La estructura del proceso penal argentino otorga a estas audiencias públicas una relevancia que va más allá de lo meramente técnico. En un sistema que privilegia la oralidad y la inmediación, la confrontación de testigos ante el tribunal permite que los jueces formen sus propias convicciones basadas en lo que ven, escuchan y verifican directamente. Esto contrasta con investigaciones previas realizadas en fases preparatorias, donde buena parte de la prueba se construye a través de expedientes. El juicio oral transforma el expediente en narración viva, en intercambio dinámico donde la memoria de los testigos, sus contradicciones, sus silencios y sus aclaraciones se vuelven audibles para la sociedad. La comparecencia de figuras políticas y empresariales de relevancia pública añade una dimensión adicional: el escrutinio no solamente proviene del tribunal, sino potencialmente de la ciudadanía que accede a estos debates a través de diversos medios de difusión. Ello genera presiones y expectativas que trascienden las meramente judiciales, aunque los magistrados deben mantener distancia respecto de consideraciones de opinión pública al momento de fallar.
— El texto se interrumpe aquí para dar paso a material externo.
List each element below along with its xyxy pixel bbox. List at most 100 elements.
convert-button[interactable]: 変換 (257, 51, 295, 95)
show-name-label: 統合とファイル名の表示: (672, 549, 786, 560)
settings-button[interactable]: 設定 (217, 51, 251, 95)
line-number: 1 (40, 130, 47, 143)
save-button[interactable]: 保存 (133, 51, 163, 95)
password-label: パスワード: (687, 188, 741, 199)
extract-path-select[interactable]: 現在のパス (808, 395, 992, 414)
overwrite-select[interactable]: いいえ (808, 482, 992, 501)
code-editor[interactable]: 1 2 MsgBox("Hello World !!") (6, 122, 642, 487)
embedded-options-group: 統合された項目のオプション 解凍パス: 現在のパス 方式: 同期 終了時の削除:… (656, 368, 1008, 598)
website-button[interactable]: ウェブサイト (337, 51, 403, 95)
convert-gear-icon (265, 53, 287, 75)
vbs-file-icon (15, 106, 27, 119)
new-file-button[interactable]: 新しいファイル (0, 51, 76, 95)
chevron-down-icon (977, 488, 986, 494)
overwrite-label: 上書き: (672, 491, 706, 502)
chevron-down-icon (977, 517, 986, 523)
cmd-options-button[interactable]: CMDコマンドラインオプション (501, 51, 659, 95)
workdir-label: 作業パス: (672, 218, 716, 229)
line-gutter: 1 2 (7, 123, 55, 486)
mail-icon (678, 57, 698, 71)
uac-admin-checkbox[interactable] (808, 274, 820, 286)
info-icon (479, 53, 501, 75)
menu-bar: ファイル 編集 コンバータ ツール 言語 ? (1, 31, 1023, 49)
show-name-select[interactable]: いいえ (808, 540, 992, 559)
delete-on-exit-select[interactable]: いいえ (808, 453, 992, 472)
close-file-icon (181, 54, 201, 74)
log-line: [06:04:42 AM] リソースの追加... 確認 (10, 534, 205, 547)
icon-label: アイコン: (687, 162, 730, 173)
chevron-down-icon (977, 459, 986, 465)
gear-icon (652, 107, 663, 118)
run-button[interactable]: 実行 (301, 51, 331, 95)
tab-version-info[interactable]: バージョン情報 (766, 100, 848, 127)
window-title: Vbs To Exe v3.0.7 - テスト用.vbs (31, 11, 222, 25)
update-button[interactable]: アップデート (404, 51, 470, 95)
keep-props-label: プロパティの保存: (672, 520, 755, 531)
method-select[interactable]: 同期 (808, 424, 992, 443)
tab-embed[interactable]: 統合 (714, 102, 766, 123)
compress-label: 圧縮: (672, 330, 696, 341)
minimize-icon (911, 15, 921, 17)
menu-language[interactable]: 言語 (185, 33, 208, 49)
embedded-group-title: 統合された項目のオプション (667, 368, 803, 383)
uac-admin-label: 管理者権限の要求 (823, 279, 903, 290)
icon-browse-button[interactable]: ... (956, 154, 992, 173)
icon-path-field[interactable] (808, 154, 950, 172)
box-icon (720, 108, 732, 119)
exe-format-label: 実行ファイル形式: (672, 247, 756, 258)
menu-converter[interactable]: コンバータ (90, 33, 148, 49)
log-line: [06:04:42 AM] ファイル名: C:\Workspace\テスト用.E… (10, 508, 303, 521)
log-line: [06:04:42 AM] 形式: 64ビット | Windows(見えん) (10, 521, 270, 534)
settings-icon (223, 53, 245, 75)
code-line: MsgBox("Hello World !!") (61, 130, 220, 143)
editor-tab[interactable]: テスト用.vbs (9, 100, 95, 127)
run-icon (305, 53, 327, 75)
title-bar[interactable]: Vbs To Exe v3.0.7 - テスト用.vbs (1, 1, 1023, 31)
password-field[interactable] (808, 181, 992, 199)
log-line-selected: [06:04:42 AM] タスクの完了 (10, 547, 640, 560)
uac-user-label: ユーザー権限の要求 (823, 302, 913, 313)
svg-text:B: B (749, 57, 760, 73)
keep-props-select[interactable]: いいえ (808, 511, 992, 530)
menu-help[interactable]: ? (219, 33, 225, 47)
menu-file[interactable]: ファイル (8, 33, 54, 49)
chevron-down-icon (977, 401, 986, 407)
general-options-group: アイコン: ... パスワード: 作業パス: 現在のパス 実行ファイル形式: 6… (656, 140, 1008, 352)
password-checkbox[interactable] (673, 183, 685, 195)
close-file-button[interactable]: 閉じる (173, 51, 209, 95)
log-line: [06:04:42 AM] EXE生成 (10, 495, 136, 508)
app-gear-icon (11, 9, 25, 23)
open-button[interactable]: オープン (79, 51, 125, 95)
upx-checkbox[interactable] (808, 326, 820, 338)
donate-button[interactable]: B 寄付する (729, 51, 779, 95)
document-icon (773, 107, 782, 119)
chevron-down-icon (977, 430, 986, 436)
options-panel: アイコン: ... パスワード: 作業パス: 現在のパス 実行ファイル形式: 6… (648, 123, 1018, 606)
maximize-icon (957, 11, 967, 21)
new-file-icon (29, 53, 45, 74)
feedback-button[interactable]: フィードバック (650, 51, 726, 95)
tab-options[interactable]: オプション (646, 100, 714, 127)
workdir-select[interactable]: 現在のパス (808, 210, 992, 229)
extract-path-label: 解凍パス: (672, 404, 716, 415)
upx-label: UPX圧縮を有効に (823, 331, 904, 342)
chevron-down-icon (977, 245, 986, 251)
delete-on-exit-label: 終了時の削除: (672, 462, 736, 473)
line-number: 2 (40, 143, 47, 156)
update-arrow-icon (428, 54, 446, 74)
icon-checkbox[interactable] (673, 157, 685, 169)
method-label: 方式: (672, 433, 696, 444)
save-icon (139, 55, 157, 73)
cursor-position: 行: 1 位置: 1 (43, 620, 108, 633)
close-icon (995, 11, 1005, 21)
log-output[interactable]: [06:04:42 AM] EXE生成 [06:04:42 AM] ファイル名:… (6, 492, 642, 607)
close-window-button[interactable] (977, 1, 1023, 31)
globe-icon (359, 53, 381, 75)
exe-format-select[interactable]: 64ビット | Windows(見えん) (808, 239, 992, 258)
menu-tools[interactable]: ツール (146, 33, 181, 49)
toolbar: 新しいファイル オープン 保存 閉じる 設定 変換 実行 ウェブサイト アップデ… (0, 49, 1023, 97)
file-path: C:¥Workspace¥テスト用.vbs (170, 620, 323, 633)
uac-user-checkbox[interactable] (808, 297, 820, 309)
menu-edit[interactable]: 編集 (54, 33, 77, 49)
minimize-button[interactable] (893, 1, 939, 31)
Las implicancias de este proceso judicial se extienden más allá de quiénes resulten condenados o absueltos. El debate que se abre en torno a cómo funcionaban los mecanismos de captación de recursos durante años, qué controles fallaron o fueron deliberadamente eludidos, cuáles fueron los beneficiarios efectivos de las adjudicaciones y los contratos, todo ello contribuye a entender fracturas profundas en la administración estatal argentina. Los próximos meses de testimonios podrían reforzar narrativas sobre corrupción sistémica o, alternativamente, revelar puntos de ruptura en la teoría acusatoria que defensas y otros actores procesales aprovecharán para cuestionar la solidez de las imputaciones. Independientemente del desenlace que el tribunal finalmente determine, el ejercicio mismo de ventilar públicamente estos hechos, de permitir que testigos enfrenten el escrutinio, de exponer documentos y registros al debate contradictorio, constituye una expresión del funcionamiento de instituciones de control que, en contextos democráticos, resultan indispensables para resguardar la integridad de la cosa pública.